Réalisé en 1967, il apparaît comme le parfait contrepoint au cinéma direct alors en plein essor. Pour la plupart des spectateurs qui ont vu le film à sa sortie, il était difficile de savoir s’il s’agissait d’un documentaire ou d’une fiction. Comme pour renforcer ce sentiment, McBride débute son métrage en présentant son matériel (caméra, enregistreur…), ce filtre qui convertit le réel en fiction. Et s’il est vrai qu’il prend un malin plaisir à déconstruire les convictions des cinéastes qui se réclament du cinéma direct, ce n’est que pour lui apporter une dimension nouvelle : le cinéma direct ne se pose plus uniquement en miroir de la vérité, mais devient également un objet de réflexion sur le cinéma. Un travail qui n’est pas sans rappeler celui de Peter Watkins. (MA)
Michael Radford : 1984 (1984)
Cette deuxième adaptation du célèbre roman de George Orwell nous immerge dans une dystopie où trois super-États (Océania, Eurasia et Estasia) sont en guerre perpétuelle. Winston Smith, employé du Ministère de la Vérité d'Océania, réécrit l'Histoire pour servir les intérêts du régime totalitaire dirigé par Big Brother. Alors qu'il tente de conserver un semblant d'individualité en écrivant un journal secret et en redécouvrant l'amour, sa rébellion intérieure est inévitablement écrasée par la police secrète.

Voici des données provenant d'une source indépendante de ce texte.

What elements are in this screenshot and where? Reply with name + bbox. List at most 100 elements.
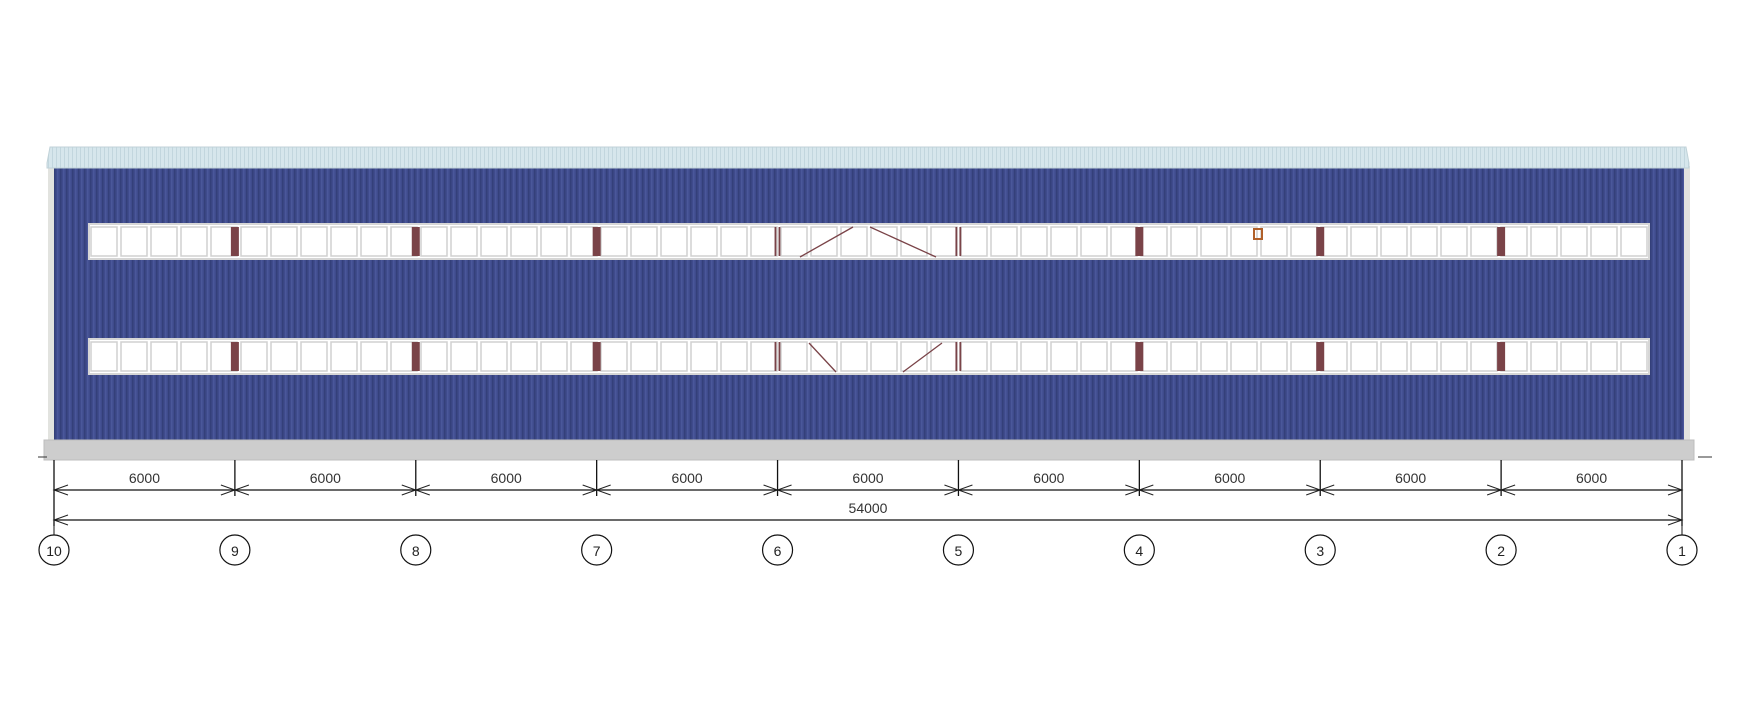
dimension-arrow — [595, 484, 611, 496]
window-pane — [240, 226, 268, 257]
bay-dimension-label: 6000 — [1033, 470, 1064, 486]
column-post — [411, 342, 420, 371]
cross-brace — [902, 342, 943, 373]
dimension-arrow — [1499, 484, 1516, 496]
window-pane — [1170, 341, 1198, 372]
dimension-arrow — [233, 484, 250, 496]
axis-label: 10 — [46, 543, 62, 559]
dimension-arrow — [1667, 484, 1684, 496]
dimension-arrow — [956, 484, 973, 496]
window-pane — [1470, 341, 1498, 372]
wall-cladding — [54, 168, 1684, 440]
wall-edge-left — [48, 166, 54, 442]
axis-bubble — [219, 534, 251, 566]
window-pane — [1410, 226, 1438, 257]
axis-label: 8 — [412, 543, 420, 559]
axis-bubble — [942, 534, 975, 566]
bay-dimension-label: 6000 — [1576, 470, 1607, 486]
window-pane — [1590, 226, 1618, 257]
axis-label: 9 — [231, 543, 239, 559]
bay-dimension-label: 6000 — [310, 470, 341, 486]
window-pane — [1350, 341, 1378, 372]
axis-label: 3 — [1316, 543, 1324, 559]
window-pane — [1560, 226, 1588, 257]
window-pane — [900, 341, 928, 372]
axis-label: 6 — [774, 543, 782, 559]
window-pane — [1140, 341, 1168, 372]
axis-label: 2 — [1497, 543, 1505, 559]
window-pane — [1020, 226, 1048, 257]
window-strip-1 — [88, 223, 1650, 260]
column-post — [959, 227, 962, 256]
window-pane — [1440, 226, 1468, 257]
column-post — [230, 342, 239, 371]
dimension-arrow — [414, 484, 430, 496]
window-pane — [1200, 226, 1228, 257]
window-pane — [450, 226, 478, 257]
window-pane — [1410, 341, 1438, 372]
plinth — [43, 439, 1695, 461]
window-pane — [1140, 226, 1168, 257]
window-pane — [990, 226, 1018, 257]
window-pane — [690, 226, 718, 257]
window-pane — [1560, 341, 1588, 372]
column-post — [1497, 227, 1506, 256]
dimension-arrow — [776, 484, 792, 496]
window-pane — [1350, 226, 1378, 257]
window-pane — [300, 226, 328, 257]
dimension-arrow — [52, 484, 69, 496]
cross-brace — [799, 226, 854, 258]
column-post — [955, 342, 958, 371]
window-pane — [930, 341, 958, 372]
window-pane — [150, 226, 178, 257]
window-pane — [420, 226, 448, 257]
window-pane — [1170, 226, 1198, 257]
axis-bubble — [400, 534, 432, 566]
window-pane — [930, 226, 958, 257]
window-pane — [1530, 341, 1558, 372]
window-pane — [1320, 226, 1348, 257]
window-pane — [1620, 341, 1648, 372]
wall-fixture — [1253, 228, 1263, 240]
window-pane — [450, 341, 478, 372]
window-pane — [510, 341, 538, 372]
bay-dimension-label: 6000 — [672, 470, 703, 486]
axis-label: 1 — [1678, 543, 1686, 559]
axis-label: 5 — [955, 543, 963, 559]
window-pane — [1230, 341, 1258, 372]
window-pane — [1260, 341, 1288, 372]
window-pane — [120, 341, 148, 372]
overall-dimension-label: 54000 — [849, 500, 888, 516]
window-pane — [330, 341, 358, 372]
window-pane — [990, 341, 1018, 372]
window-pane — [330, 226, 358, 257]
dimension-arrow — [1667, 514, 1684, 526]
window-pane — [1290, 341, 1318, 372]
window-pane — [1590, 341, 1618, 372]
window-pane — [870, 341, 898, 372]
window-pane — [780, 341, 808, 372]
window-pane — [840, 341, 868, 372]
window-pane — [750, 226, 778, 257]
window-pane — [720, 226, 748, 257]
window-pane — [660, 226, 688, 257]
window-pane — [150, 341, 178, 372]
window-pane — [540, 341, 568, 372]
axis-bubble — [38, 534, 70, 566]
column-post — [1135, 227, 1144, 256]
window-pane — [1110, 341, 1138, 372]
column-post — [411, 227, 420, 256]
axis-bubble — [761, 534, 794, 566]
column-post — [959, 342, 962, 371]
window-pane — [1470, 226, 1498, 257]
window-pane — [960, 341, 988, 372]
window-pane — [300, 341, 328, 372]
window-pane — [750, 341, 778, 372]
bay-dimension-label: 6000 — [1395, 470, 1426, 486]
window-pane — [270, 226, 298, 257]
column-post — [230, 227, 239, 256]
window-pane — [870, 226, 898, 257]
axis-bubble — [581, 534, 613, 566]
window-pane — [720, 341, 748, 372]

Michael Radford réussit à capturer l'atmosphère oppressante du roman en misant sur une esthétique visuelle sombre et monochrome, qui reflète l'aliénation psychologique de Winston. Mais au-delà de l'aspect visuel, le film aborde des thématiques telles que la manipulation de la vérité, le saccage du langage, ainsi que la déconnexion entre réalité et perception, révélant l'hypocrisie du pouvoir et la montée des "méga-États" où la technologie répressive domine un individu impuissant. Une « novlangue » est utilisée pour restreindre les limites de la pensée et pour tarir la source même de la dissidence dans le langage, dissidence qui devient dès lors impensable. (DBF)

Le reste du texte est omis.